A Quality Improvement Initiative to Improve Attention-Deficit/Hyperactivity Disorder Follow-Up Rates Using School-Based Telemedicine

Published:April 12, 2021DOI:



      Patients with a new diagnosis of attention-deficit/hyperactivity disorder (ADHD) who are prescribed stimulant medication need regular follow-up. Guidelines recommend follow-up within 30 days of stimulant initiation or change but this goal is seldom achieved. This quality improvement (QI) study in an urban academic outpatient practice aimed to: 1) assess whether use of school-based telemedicine increases rates of follow-up within 30 days and decreases the number of days to follow-up for ADHD, and 2) compare rates of 30-day follow-up via in-person vs telemedicine visits.


      We performed three Plan-Do-Study-Act cycles over a 12-month period: QI interventions included clinic wide education, paper prompts for clinicians, and creation of a database to track ADHD patients. We measured days from the index visit to the follow-up visit, and the mode of both visits (in-person or telemedicine). Data were collected for 6 months pre-intervention and 12 months post-intervention.

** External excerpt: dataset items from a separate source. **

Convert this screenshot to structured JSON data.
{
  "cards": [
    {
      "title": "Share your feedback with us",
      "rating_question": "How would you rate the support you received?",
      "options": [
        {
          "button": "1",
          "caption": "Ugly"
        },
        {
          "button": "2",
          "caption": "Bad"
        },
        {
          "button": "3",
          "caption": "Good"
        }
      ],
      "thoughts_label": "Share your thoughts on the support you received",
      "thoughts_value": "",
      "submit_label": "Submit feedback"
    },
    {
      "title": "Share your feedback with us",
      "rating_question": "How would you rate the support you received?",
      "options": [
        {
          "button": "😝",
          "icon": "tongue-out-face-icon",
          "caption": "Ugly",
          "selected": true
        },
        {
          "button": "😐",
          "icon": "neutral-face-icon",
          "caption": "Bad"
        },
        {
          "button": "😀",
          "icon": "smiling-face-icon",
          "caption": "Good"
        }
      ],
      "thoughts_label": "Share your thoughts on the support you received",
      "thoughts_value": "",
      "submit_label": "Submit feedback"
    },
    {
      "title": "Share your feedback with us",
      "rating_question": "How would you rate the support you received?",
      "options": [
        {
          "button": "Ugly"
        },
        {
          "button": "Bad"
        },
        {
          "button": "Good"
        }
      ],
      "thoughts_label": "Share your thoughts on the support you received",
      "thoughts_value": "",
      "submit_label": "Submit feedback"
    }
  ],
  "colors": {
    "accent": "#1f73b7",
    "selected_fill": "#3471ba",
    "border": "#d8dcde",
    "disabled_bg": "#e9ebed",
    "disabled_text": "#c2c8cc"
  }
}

      Follow-up within 30 days increased from 19% (of 191 visits) to 33% (of 661 visits) (P < .001). The time to follow-up decreased from 67 to 34 days (P < .001). Follow up visits by telemedicine were more also more likely to be within 30 days (62% vs. 32%, P < .001).


      A QI intervention for ADHD care increased rates of follow-up within 30 days, particularly when telemedicine was used, and decreased the number of days to follow-up. This intervention could serve as a model to improve follow-up for ADHD in other settings.